At the time of his appointed, Ken described his offices like this: “Across from the Federal Building were a block of old store front buildings . . . rented one of these stores, which in years gone by had housed a movie theatre. The floor was sloped to the rear and the office staff had to sit with their feet hooked around their desk legs to keep from rolling to the rear of the office. I’m not making this up.My office was at the very back and wasn’t too bad but had a hole in the floor where I watched people printing ‘butter and egg tickets’ for illegal gambling. For the unlearned, people on the street would bet on the three last numbers of the total sales of butter and eggs on the commodities market. Pretty good entertainment for me.” Memories of a Chapter XIII Trustee by C. Kenneth Still, 11/10/19 (Truly, a great read.)

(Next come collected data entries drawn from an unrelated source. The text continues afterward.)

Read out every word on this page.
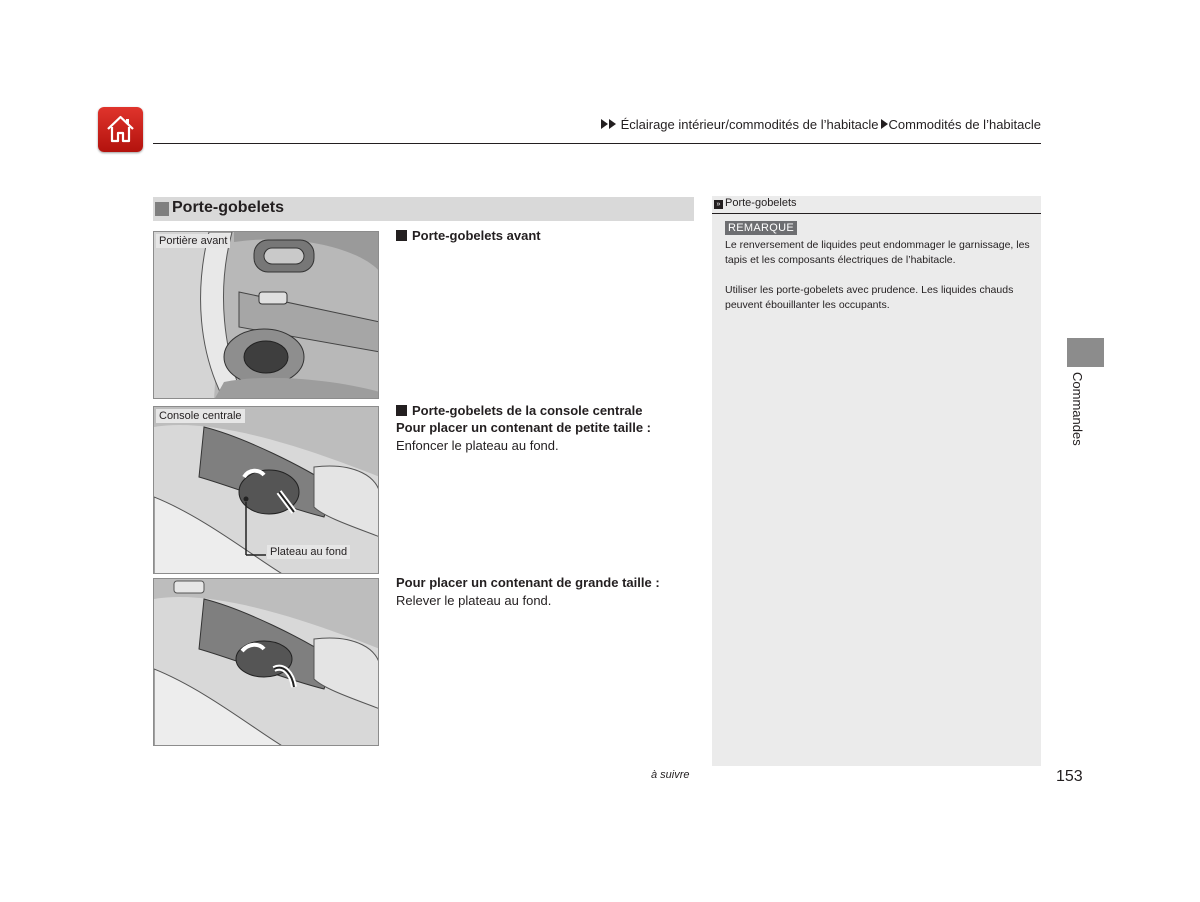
Éclairage intérieur/commodités de l’habitacle Commodités de l’habitacle
Porte-gobelets
Portière avant
Console centrale
Plateau au fond
Porte-gobelets avant
Porte-gobelets de la console centrale
Pour placer un contenant de petite taille :
Enfoncer le plateau au fond.
Pour placer un contenant de grande taille :
Relever le plateau au fond.
» Porte-gobelets
REMARQUE
Le renversement de liquides peut endommager le garnissage, les tapis et les composants électriques de l’habitacle.
Utiliser les porte-gobelets avec prudence. Les liquides chauds peuvent ébouillanter les occupants.
Commandes
à suivre	153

While this could be a great end to this article, alas, I would be remiss to not mention the ‘calculator’. Ken used to tell everyone about how that calculator was a game changer. Rodney Strong, retired attorney and chairman of the Hamilton County Democratic Party, said, “When I first started practicing law in 1978 and started handling bankruptcy cases, I was frequently in front of Mr. Still for the meeting of creditors to work through Chapter 13s for my clients. Ken had an old Texas Instruments calculator that he would use to work out the math. He came across as a little gruff but for all that impression, he was always very helpful and patient with a young lawyer like me. He guided me through the bankruptcy process and taught me how to help my clients in the process. Ken was a great man and a mentor to many. Sorry to hear of his passing.” From Longtime Bankruptcy Trustee C. Kenneth Still Dies, The Chattanoogan.com, 6/9/21.
The calculator is still in the office of the trusteeship in a little memory box. It’s to remind us to Do Our Best every day.